Cette semaine, Adams a proposé modifier les règles d’urbanisme pour faciliter l’ouverture de discothèques et de clubs dans des zones de la ville où leur existence est actuellement presque impossible ou, tout simplement, pour que plus d’entreprises peuvent ajouter la danse à leur offre de loisirs.
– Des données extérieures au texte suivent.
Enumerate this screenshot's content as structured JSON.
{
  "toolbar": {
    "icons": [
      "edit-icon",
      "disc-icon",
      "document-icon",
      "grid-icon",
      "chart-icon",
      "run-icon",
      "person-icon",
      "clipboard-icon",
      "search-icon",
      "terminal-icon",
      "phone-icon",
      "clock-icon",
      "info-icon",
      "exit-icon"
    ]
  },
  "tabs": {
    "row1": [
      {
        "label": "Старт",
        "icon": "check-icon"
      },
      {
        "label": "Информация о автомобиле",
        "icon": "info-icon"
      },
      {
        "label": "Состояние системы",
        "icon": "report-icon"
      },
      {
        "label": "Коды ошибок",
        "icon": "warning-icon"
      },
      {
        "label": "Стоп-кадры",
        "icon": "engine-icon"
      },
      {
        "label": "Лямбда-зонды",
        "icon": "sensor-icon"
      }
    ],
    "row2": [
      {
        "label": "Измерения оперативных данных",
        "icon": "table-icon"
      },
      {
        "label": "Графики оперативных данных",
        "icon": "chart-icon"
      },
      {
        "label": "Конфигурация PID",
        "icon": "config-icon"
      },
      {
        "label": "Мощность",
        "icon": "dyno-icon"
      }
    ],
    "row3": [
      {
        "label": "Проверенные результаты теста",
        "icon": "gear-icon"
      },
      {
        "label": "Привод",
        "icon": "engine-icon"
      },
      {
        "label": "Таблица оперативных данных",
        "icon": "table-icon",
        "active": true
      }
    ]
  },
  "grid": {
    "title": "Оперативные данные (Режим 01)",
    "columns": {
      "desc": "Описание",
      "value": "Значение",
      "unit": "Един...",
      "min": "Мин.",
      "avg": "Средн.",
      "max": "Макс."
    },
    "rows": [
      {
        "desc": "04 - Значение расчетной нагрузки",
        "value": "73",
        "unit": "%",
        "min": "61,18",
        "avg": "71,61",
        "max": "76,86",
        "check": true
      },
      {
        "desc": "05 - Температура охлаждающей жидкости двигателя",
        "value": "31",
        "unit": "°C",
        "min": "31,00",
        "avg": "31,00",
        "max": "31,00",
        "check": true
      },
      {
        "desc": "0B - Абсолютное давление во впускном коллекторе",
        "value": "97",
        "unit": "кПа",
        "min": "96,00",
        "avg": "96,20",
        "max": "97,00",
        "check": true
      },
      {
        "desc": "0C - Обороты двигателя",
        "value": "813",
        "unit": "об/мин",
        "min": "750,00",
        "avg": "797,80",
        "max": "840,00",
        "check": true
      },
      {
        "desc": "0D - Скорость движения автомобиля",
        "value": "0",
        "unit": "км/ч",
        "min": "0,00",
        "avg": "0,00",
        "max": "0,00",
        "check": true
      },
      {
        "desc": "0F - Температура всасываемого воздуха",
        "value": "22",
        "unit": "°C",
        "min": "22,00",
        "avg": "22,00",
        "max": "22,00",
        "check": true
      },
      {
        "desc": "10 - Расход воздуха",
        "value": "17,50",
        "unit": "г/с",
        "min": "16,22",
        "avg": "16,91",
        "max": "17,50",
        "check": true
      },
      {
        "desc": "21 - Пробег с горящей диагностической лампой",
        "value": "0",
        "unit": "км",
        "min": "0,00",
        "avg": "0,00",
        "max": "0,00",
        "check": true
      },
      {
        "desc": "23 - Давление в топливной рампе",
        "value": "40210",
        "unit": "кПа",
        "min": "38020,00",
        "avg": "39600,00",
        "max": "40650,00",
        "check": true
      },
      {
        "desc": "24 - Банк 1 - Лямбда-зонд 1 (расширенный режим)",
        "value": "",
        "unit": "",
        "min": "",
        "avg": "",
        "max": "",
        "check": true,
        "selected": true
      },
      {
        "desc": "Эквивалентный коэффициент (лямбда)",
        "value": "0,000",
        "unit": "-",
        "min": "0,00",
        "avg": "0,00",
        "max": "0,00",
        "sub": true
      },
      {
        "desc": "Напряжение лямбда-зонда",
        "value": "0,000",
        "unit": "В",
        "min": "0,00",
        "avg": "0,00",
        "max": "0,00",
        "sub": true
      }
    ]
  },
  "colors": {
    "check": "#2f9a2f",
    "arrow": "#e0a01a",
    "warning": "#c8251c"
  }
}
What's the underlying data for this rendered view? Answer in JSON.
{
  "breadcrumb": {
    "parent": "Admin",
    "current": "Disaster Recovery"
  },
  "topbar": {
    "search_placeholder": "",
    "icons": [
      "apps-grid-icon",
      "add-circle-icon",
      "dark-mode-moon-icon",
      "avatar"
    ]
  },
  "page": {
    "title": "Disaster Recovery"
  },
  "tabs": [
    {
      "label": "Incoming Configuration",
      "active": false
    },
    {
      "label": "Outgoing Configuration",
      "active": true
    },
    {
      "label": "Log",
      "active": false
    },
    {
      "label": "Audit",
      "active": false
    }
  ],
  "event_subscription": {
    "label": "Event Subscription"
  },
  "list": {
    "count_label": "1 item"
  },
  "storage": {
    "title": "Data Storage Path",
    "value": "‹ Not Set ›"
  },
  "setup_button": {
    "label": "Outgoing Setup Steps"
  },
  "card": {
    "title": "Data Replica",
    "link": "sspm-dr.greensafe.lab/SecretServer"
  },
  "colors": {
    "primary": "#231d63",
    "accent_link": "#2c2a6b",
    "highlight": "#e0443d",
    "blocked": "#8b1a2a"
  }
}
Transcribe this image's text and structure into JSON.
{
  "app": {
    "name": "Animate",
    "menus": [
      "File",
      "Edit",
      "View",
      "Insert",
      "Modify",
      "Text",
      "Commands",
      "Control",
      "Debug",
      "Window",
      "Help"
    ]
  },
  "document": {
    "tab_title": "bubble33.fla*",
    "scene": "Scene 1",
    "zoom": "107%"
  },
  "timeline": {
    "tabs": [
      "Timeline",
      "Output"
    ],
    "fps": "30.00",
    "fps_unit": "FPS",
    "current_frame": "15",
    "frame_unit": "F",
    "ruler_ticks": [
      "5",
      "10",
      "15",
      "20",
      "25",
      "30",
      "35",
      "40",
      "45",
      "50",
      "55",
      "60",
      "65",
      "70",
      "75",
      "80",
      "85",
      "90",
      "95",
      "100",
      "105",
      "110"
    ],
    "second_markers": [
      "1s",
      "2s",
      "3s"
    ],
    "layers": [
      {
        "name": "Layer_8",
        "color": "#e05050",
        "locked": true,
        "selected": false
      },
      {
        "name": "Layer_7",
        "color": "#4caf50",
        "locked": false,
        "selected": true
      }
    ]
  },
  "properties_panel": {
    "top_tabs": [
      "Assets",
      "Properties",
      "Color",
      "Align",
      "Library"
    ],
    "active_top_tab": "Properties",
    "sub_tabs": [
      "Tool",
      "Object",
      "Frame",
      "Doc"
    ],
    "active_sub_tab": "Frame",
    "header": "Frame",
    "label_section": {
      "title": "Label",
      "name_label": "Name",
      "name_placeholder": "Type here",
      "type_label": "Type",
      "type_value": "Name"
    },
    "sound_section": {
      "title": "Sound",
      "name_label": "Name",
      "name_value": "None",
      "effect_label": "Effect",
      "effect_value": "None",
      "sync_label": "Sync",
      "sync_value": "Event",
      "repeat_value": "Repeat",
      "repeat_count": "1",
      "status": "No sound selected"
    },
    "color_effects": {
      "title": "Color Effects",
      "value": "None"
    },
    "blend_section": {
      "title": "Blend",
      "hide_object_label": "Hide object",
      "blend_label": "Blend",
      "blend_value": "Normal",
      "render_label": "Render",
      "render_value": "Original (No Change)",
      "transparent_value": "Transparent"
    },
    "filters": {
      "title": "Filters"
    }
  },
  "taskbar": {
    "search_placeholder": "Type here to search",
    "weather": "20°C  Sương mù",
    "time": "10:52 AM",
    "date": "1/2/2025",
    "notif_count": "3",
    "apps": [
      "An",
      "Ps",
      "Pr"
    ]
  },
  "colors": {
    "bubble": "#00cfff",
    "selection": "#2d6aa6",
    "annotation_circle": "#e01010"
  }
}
« Pensez au propriétaire d’un bar à tapas qui a de la musique live le week-end et veut limiter un petit espace pour danser, mais voit qu’il ne peut pas en vertu des règlements municipaux. Changeons ce « non » pour un « oui » et laissons les gens danser,  » a expliqué l’édile lors d’un acte, qui s’est imposé comme un amoureux de la vie nocturne.

L’initiative fait partie d’un plan plus large conçu par Adams et son équipe pour essayer de réactiver l’économie locale et de faciliter la vie des petites entreprises qui sont souvent étouffés par la bureaucratie complexe de la ville.

« Trop d’agences ne comprennent pas qu’une partie de leur mandat est permettre à la ville de grandir et de s’épanouir« , a déclaré Adams, qui a insisté sur le fait que le « non » habituel des autorités locales à de nombreuses initiatives privées doit devenir un chercher des alternatives pour leur permettre de se réaliser.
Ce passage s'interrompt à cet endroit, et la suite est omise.